Migraine is My Mistress

Last updated: November 2012

February 6, 2011. Superbowl Sunday. I was sitting in a Las Vegas poker room playing cards and watching the game when I started to feel a tightness in my neck. It was a weird kind of pain. Like someone was squeezing my head at the base of my skull. "This is strange", I thought. "I've never had a headache like this before". As the afternoon continued, the pain intensified from a slight squeezing of my neck muscles to a full-on, vise-grip assault of my temporal and occiptal lobes. Some idiot was poking a white-hot knife into my head and I was seeing flashes of lighting and black spots on my cards. I went in the casino bathroom and threw up.

I gutted it out for 2 weeks, taking Naproxen for pain and Pepto Bismal for nausea. It had the effectiveness of squirt gun on a forest fire. On February 15th, I fainted at work. How embarassing. I got rushed to ER by ambulance and run through the gamut of stroke testing. The ER doc came out and said all tests were normal and I should see a neurologist for migraine.

Migraine????!!!

I've never had a headache in my life? How did this happen? Is he joking? It's just a headache!

Looking back, I think this would be Phase I of the Migraine Journey. Naivete and Denial. I spent the rest of 2011 with a bonehead of a neurologist who kept asking me to "pull his finger" at every appointment. We ran through the standard protocol, antidepressents, opiates, pain killers, etc. Nothing worked on the headache. But I did manage to wreck my stomach. I guess it's a good thing that none of the medications worked.
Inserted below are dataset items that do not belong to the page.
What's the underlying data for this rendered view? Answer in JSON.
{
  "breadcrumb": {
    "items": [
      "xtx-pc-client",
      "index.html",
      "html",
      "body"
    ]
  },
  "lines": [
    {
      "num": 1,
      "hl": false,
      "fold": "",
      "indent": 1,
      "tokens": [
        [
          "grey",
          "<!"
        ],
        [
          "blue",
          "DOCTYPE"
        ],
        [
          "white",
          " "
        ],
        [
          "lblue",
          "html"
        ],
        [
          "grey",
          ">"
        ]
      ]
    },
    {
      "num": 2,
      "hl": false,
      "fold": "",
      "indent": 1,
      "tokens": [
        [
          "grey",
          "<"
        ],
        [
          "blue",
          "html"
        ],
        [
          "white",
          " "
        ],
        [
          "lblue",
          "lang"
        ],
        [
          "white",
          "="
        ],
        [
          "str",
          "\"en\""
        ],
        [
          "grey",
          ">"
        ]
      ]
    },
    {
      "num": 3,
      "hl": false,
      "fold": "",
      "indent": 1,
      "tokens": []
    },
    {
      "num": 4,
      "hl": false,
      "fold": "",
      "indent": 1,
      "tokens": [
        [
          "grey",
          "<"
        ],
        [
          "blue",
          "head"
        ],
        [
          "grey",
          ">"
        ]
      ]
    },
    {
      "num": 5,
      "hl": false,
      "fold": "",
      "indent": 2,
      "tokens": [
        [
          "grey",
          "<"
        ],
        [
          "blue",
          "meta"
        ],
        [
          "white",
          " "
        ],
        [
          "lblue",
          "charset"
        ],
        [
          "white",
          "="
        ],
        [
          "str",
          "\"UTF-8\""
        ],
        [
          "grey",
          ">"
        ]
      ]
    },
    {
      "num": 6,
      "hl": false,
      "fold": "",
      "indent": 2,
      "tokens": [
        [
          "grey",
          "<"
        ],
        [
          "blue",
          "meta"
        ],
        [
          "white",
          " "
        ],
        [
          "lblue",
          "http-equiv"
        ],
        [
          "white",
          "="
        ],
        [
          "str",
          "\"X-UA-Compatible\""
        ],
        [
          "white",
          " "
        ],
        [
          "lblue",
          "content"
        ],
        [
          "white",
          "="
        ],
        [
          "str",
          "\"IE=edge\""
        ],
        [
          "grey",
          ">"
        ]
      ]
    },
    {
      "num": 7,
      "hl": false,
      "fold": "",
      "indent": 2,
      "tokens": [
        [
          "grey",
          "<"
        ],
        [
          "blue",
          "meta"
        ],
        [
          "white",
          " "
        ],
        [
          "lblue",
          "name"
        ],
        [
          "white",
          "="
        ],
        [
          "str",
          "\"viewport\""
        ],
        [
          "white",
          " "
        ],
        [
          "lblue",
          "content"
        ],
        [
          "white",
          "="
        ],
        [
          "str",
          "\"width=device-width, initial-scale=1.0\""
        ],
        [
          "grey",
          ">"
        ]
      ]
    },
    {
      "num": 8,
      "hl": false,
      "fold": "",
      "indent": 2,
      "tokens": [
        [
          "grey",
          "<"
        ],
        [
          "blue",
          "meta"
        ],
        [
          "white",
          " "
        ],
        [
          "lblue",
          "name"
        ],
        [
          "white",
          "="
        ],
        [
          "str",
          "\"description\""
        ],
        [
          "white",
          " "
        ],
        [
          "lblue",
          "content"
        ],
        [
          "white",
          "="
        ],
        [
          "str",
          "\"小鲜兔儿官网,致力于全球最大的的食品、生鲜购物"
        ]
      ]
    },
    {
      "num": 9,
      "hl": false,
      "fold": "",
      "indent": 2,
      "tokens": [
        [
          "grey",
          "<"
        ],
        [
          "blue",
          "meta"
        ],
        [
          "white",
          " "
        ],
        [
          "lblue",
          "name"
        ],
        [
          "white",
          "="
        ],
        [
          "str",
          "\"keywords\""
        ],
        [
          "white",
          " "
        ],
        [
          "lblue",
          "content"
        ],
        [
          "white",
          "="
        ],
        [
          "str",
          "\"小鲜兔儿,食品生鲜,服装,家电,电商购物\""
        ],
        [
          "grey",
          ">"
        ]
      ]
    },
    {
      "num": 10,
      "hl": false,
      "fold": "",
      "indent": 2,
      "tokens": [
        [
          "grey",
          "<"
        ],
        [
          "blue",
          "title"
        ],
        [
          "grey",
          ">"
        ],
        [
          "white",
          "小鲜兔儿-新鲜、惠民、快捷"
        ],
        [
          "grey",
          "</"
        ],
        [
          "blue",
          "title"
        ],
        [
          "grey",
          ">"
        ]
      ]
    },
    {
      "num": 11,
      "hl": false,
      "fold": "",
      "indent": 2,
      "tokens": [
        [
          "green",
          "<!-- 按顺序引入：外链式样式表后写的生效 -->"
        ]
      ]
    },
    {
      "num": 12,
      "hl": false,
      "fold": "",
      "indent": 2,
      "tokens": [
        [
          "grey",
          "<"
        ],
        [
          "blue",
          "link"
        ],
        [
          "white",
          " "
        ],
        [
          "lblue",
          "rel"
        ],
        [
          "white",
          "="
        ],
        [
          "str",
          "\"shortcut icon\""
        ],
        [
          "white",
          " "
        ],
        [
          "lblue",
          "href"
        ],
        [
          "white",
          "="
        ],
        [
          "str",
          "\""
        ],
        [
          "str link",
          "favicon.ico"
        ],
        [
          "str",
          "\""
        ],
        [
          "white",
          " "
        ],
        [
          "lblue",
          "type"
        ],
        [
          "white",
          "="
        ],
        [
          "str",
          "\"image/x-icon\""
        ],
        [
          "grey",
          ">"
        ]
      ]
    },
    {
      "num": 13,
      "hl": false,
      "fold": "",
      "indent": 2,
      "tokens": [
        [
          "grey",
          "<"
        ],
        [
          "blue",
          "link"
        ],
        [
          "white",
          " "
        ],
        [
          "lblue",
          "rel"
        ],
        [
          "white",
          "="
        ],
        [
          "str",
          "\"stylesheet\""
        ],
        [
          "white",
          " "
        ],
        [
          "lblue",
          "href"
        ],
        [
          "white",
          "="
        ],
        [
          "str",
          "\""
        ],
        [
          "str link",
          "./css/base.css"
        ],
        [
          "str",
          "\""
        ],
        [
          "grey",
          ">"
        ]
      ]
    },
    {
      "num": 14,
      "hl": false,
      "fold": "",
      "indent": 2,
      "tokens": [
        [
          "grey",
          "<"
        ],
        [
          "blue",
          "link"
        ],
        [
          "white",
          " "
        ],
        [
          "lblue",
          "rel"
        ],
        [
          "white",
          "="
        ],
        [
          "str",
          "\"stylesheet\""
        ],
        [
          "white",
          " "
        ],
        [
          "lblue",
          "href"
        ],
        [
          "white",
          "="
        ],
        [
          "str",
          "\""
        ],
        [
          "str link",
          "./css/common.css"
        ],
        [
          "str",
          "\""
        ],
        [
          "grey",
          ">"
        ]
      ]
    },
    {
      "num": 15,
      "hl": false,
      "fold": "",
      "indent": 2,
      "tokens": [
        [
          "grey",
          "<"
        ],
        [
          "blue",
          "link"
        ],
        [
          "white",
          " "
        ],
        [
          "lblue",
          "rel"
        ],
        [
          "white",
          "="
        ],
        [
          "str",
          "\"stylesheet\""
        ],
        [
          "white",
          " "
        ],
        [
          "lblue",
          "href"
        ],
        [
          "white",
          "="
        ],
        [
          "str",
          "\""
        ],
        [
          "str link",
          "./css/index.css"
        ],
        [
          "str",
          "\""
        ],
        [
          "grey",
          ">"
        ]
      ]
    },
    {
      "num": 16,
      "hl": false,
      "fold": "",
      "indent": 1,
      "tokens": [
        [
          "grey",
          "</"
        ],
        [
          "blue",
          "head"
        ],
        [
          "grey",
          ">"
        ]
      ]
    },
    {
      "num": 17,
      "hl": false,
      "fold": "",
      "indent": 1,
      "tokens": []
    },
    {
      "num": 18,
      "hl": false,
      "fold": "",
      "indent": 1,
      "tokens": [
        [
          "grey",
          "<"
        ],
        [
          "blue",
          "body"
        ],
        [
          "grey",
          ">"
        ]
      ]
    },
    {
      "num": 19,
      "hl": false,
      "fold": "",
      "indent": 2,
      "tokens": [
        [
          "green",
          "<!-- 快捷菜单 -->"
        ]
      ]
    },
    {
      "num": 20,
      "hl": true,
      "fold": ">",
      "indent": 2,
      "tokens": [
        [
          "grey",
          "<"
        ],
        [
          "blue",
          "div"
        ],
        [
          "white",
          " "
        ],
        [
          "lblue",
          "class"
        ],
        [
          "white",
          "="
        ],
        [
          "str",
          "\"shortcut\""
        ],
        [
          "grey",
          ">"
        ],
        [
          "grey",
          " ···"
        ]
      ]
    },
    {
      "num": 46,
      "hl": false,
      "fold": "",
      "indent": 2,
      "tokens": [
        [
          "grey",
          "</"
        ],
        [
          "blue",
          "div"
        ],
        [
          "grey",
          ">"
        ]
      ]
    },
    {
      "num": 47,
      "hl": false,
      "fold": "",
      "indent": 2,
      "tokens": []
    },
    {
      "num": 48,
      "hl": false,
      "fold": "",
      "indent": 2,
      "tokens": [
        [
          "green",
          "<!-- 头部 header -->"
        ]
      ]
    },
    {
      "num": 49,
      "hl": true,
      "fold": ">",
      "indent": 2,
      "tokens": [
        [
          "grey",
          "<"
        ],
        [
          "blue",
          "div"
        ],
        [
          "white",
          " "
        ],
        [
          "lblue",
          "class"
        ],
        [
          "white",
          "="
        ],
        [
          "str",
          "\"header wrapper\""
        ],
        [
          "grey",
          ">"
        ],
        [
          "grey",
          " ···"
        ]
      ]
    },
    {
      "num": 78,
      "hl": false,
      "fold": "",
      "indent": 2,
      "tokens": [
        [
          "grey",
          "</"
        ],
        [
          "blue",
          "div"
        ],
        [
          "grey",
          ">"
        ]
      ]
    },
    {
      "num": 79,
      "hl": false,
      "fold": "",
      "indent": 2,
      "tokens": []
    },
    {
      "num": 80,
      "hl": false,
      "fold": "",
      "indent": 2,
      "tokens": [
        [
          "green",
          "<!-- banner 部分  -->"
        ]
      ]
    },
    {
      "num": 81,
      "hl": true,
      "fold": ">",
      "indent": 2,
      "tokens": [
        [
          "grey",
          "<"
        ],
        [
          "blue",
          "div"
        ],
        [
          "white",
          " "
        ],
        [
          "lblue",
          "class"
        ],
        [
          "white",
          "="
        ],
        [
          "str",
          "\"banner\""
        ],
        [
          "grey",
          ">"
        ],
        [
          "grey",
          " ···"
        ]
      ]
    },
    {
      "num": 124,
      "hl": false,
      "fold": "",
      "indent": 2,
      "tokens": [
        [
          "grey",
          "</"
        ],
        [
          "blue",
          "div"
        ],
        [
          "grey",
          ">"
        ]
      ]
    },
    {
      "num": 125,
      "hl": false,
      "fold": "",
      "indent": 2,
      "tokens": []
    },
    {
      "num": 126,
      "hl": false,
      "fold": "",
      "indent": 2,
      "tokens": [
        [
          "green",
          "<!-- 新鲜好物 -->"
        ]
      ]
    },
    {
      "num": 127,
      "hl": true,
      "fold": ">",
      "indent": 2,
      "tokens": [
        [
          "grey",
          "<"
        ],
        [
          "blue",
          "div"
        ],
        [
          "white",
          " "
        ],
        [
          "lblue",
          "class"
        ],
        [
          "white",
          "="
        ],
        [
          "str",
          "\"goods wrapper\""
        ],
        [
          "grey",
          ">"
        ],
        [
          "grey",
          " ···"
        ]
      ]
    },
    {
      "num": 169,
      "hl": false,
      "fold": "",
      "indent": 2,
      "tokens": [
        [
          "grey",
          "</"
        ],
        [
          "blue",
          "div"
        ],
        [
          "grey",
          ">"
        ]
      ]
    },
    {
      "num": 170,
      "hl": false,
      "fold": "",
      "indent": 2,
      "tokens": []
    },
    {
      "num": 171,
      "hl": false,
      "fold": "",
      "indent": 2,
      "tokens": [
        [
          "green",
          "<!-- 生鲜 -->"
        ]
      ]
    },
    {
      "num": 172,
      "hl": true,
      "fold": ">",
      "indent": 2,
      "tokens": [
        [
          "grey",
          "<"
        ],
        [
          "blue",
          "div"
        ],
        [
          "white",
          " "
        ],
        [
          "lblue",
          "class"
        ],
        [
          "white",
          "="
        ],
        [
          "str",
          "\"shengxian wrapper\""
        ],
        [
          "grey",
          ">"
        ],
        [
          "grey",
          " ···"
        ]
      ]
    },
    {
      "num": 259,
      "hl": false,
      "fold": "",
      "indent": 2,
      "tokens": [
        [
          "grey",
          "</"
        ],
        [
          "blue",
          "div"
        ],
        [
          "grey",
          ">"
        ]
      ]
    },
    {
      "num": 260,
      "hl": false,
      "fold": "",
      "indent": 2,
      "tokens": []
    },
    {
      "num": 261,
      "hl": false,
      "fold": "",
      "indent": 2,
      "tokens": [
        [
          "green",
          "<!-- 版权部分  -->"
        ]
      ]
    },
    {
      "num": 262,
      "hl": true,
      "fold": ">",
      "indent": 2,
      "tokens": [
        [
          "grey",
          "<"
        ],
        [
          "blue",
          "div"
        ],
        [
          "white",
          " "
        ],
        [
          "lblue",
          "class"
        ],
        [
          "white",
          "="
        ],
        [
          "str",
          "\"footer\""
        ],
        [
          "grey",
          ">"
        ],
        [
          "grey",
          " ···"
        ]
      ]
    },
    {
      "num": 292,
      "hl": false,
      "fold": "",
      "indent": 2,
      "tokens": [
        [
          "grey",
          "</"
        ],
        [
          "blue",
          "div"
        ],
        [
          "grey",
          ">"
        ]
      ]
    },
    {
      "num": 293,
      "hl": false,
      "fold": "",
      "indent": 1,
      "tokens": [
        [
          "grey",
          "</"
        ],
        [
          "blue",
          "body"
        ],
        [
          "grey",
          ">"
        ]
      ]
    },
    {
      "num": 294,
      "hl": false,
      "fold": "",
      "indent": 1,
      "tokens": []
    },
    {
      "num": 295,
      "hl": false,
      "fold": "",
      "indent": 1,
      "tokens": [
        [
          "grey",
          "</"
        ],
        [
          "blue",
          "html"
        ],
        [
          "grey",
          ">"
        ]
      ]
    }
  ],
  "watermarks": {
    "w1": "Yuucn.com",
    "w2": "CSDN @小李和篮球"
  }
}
I would have just vomited them up anyway. So I saved a lot of money. The final straw came when I told my doc that I had been throwing up every day for 2 weeks and he stated "There's nothing I can do about that!". Jerk.

2012 I found a new neurologist. We're waiting for Botox to get approved. I'm currently on disability leave from work. After another trip to ER after a fainting episode, my fiance finally helped me realize that staring at a computer for 10 hours a day and trying to manage the stress of bad bosses, running a test lab for a tech company (complete with 21 people to manage) and being "everything to everyone", was not going to help me manage this disease. I needed to re-prioritize my life.

Enter Phase II, Realization

I can't sit at a computer anymore. I can't be in bright fluorescent lights. I can't listen to bosses yelling. I can't concentrate or focus\think. I can't comprehend emails. I can't answer complex technical questions. I can't travel. I can't work as an engineer. It's very hard to accept this. And it's very hard to deal with the people at work who stigmatize me and my disease. They think I'm a lazy slacker who is manipulating the system. I need to accept the fact that they will never understand and I need to start taking care of myself instead of worrying about some stupid corporation.

Phase III: Acceptance

I have resigned myself to the fact that I'm going to be in pain, I'm going to be fatigued. I'm going to be nauseaous. I'm going to vomit, and faint, and cry.

I'm going to feel anger, frustration, depression, sadness, guilt and shame. I'm going to feel anxious and scared. But all these feelings are OK. It's normal to feel this way when you are grieving over to loss of a life.

I'm learning how to have hope. I'm learning how to give myself a break. I'm learning how to cope and where to go for answers. Someday, this will all get better.